Домой приехала на извозчике, без кровинки в лице, тряслась от нервной лихорадки…
Глеба Ивановича дома не было. Первого марта, через полчаса после взрывов на Екатерининском канале, его посетила Вера Николаевна Фигнер.
О чем они говорили, я не знаю. Но Глеб Иванович сразу же надолго исчез из Петербурга…[3]
6
Казнь на Семеновском плацу осталась в памяти Александры Васильевны на всю жизнь. Она изменилась даже внешне.
Потускнели глаза. В них уже редко пробивался озорной огонек. Но появилась печать постоянной озабоченности то ли своей судьбой, то ли судьбой Глеба, который ходил по лезвию ножа. Вскоре исчезла из ее жизни и Вера Николаевна Фигнер, арестованная вслед за расправой с народовольцами. Узнав об ее аресте, Глеб рыдал, как осиротевший мальчишка.
Исчезла порывистость движений. Они стали замедленными, будто прежде чем что-то сделать она постоянно задумывалась над этим.
Появилась не свойственная ей раздражительность, даже в отношении к детям.
С Александрой Васильевной я впервые встретился летом 1872 года на даче Михайловских в Гатчине, куда меня, встретив на улице, затащил старый приятель Николая Константиновича по Горному институту, которого все в журналистских кругах звали Бобошей. Имени его, по-моему, достоверно никто не знал. Работал Бобоша корректором в газете «Гражданин». А звали его так потому, что он был заикой и, когда начинал волноваться, любое слово начинал с «ббо». С ним однажды был курьезный случай. Встретил он на улице Боборыкина, с которым был знаком, и решил поздороваться. Авторитетов он никаких не признавал, к этикету приучен не был.
– Ббо… Ббо… здравствуйте, – наконец произнес он, – Ббо-ббо…
– Рыкин, – Петр Дмитриевич, подумал, что знакомый забыл его фамилию.
– А что вы ббо-ббо-рычите на меня? – рассвирепел Бобоша.
Боборыкин тоже разозлился, повернулся и пошел в противоположную сторону.
Так вот Бобоша, в хорошем подпитии, подхватил меня под руку, сообщив, что он идет на именины жены Михайловского Марьи Евграфовны.
– Она нас ждет, – сказал он без тени смущения на лице. – Она, знаешь, ббо… какая женщина? Ббо… Ббо, – тут меня посетили дурные предчувствия. – Ббо… львица! – наконец договорил он, освободив меня от этих предчувствий.

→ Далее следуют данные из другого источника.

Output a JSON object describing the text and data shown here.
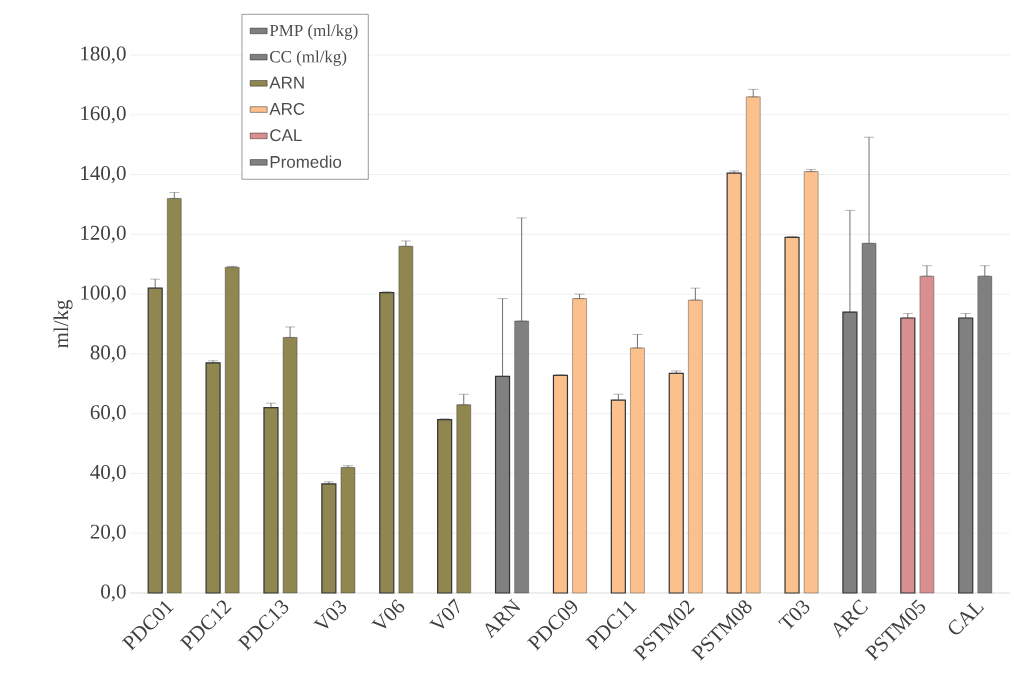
{
  "chart_data": {
    "type": "bar",
    "ylabel": "ml/kg",
    "categories": [
      "PDC01",
      "PDC12",
      "PDC13",
      "V03",
      "V06",
      "V07",
      "ARN",
      "PDC09",
      "PDC11",
      "PSTM02",
      "PSTM08",
      "T03",
      "ARC",
      "PSTM05",
      "CAL"
    ],
    "series": [
      {
        "name": "PMP (ml/kg)",
        "color": "#7f7f7f",
        "colors": [
          "#8f8650",
          "#8f8650",
          "#8f8650",
          "#8f8650",
          "#8f8650",
          "#8f8650",
          "#808080",
          "#fcc08c",
          "#fcc08c",
          "#fcc08c",
          "#fcc08c",
          "#fcc08c",
          "#808080",
          "#d98f8f",
          "#808080"
        ],
        "values": [
          102,
          77,
          62,
          36.5,
          100.5,
          58,
          72.5,
          72.8,
          64.5,
          73.5,
          140.5,
          119,
          94,
          92,
          92
        ],
        "errors": [
          [
            102,
            105
          ],
          [
            77,
            77.7
          ],
          [
            62,
            63.5
          ],
          [
            36.5,
            37.2
          ],
          [
            100.5,
            100.8
          ],
          [
            58,
            58.3
          ],
          [
            72.5,
            98.5
          ],
          [
            72.8,
            73
          ],
          [
            64.5,
            66.5
          ],
          [
            73.5,
            74.3
          ],
          [
            140.5,
            141.2
          ],
          [
            119,
            119.3
          ],
          [
            94,
            128
          ],
          [
            92,
            93.5
          ],
          [
            92,
            93.5
          ]
        ]
      },
      {
        "name": "CC (ml/kg)",
        "color": "#808080",
        "colors": [
          "#8f8650",
          "#8f8650",
          "#8f8650",
          "#8f8650",
          "#8f8650",
          "#8f8650",
          "#808080",
          "#fcc08c",
          "#fcc08c",
          "#fcc08c",
          "#fcc08c",
          "#fcc08c",
          "#808080",
          "#d98f8f",
          "#808080"
        ],
        "values": [
          132,
          109,
          85.5,
          42,
          116,
          63,
          91,
          98.5,
          82,
          98,
          166,
          141,
          117,
          106,
          106
        ],
        "errors": [
          [
            132,
            134
          ],
          [
            109,
            109.3
          ],
          [
            85.5,
            89
          ],
          [
            42,
            42.6
          ],
          [
            116,
            117.8
          ],
          [
            63,
            66.5
          ],
          [
            91,
            125.5
          ],
          [
            98.5,
            100
          ],
          [
            82,
            86.5
          ],
          [
            98,
            102
          ],
          [
            166,
            168.5
          ],
          [
            141,
            141.7
          ],
          [
            117,
            152.5
          ],
          [
            106,
            109.5
          ],
          [
            106,
            109.5
          ]
        ]
      },
      {
        "name": "ARN",
        "color": "#8f8650",
        "values": [
          null,
          null,
          null,
          null,
          null,
          null,
          null,
          null,
          null,
          null,
          null,
          null,
          null,
          null,
          null
        ]
      },
      {
        "name": "ARC",
        "color": "#fcc08c",
        "values": [
          null,
          null,
          null,
          null,
          null,
          null,
          null,
          null,
          null,
          null,
          null,
          null,
          null,
          null,
          null
        ]
      },
      {
        "name": "CAL",
        "color": "#d98f8f",
        "values": [
          null,
          null,
          null,
          null,
          null,
          null,
          null,
          null,
          null,
          null,
          null,
          null,
          null,
          null,
          null
        ]
      },
      {
        "name": "Promedio",
        "color": "#808080",
        "values": [
          null,
          null,
          null,
          null,
          null,
          null,
          null,
          null,
          null,
          null,
          null,
          null,
          null,
          null,
          null
        ]
      }
    ],
    "ylim": [
      0,
      180
    ],
    "yticks": [
      {
        "value": 0,
        "label": "0,0"
      },
      {
        "value": 20,
        "label": "20,0"
      },
      {
        "value": 40,
        "label": "40,0"
      },
      {
        "value": 60,
        "label": "60,0"
      },
      {
        "value": 80,
        "label": "80,0"
      },
      {
        "value": 100,
        "label": "100,0"
      },
      {
        "value": 120,
        "label": "120,0"
      },
      {
        "value": 140,
        "label": "140,0"
      },
      {
        "value": 160,
        "label": "160,0"
      },
      {
        "value": 180,
        "label": "180,0"
      }
    ],
    "grid": "y",
    "legend": "top left"
  }
}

Я, конечно, сомневался, что «львица» меня с нетерпением ждет, но Бобоша был неумолим. Он любил выпить и еще больше – потанцевать в подпитии. Поэтому каждую вечеринку воспринимал как праздник.
– Жалко Глеба Ивановича не будет, – предупредил меня Бобоша. – Он еще не вернулся из-за границы. Зато я познакомлю тебя с его женой.
Мое сопротивление ослабло.
Мы немного припоздали. Но нареканий у хозяев это не вызвало: все с улыбкой слушали письмо Глеба Иваныча из Парижа, которое читала Александра Васильевна: «…Грязь на станциях – невиданная в России, – везде пыль, грязь, копоть. Вагоны, сравнительно с немецкими, даже с русскими, – хлевы. Таможня называется Жомон, и там адская Франция; я думал, что я попал в Россию, в Тамбовскую или Тульскую губернию… поля, – то же самое, – болота гниющие не обработаны тоже, деревни, хотя и каменные, но переполнены, с одной стороны отелями, с другой – такими же точно, как и у нас, развалившимися лачужками, буквально, такими же, из навоза и соломы с одним оконцем, с плетнем, который повалился, совершенно как у нас, и здесь видишь, что это бедность, действительно бедность, ограбленная Парижем. Скот, на котором пашут, – с немецким в расчет не идет, – этот скот похож на наш, например, здешние лошади совершенно наши почтовые, загнанные, костюмы неряшливые, и вообще смесь роскоши с нищетой. Я видел бабу, которая копала гряды в том же самом панье, в каком изволите Вы ходить, милостивая государыня, – и рядом баба в одной рубашке синей, босиком и с тряпкой на голове».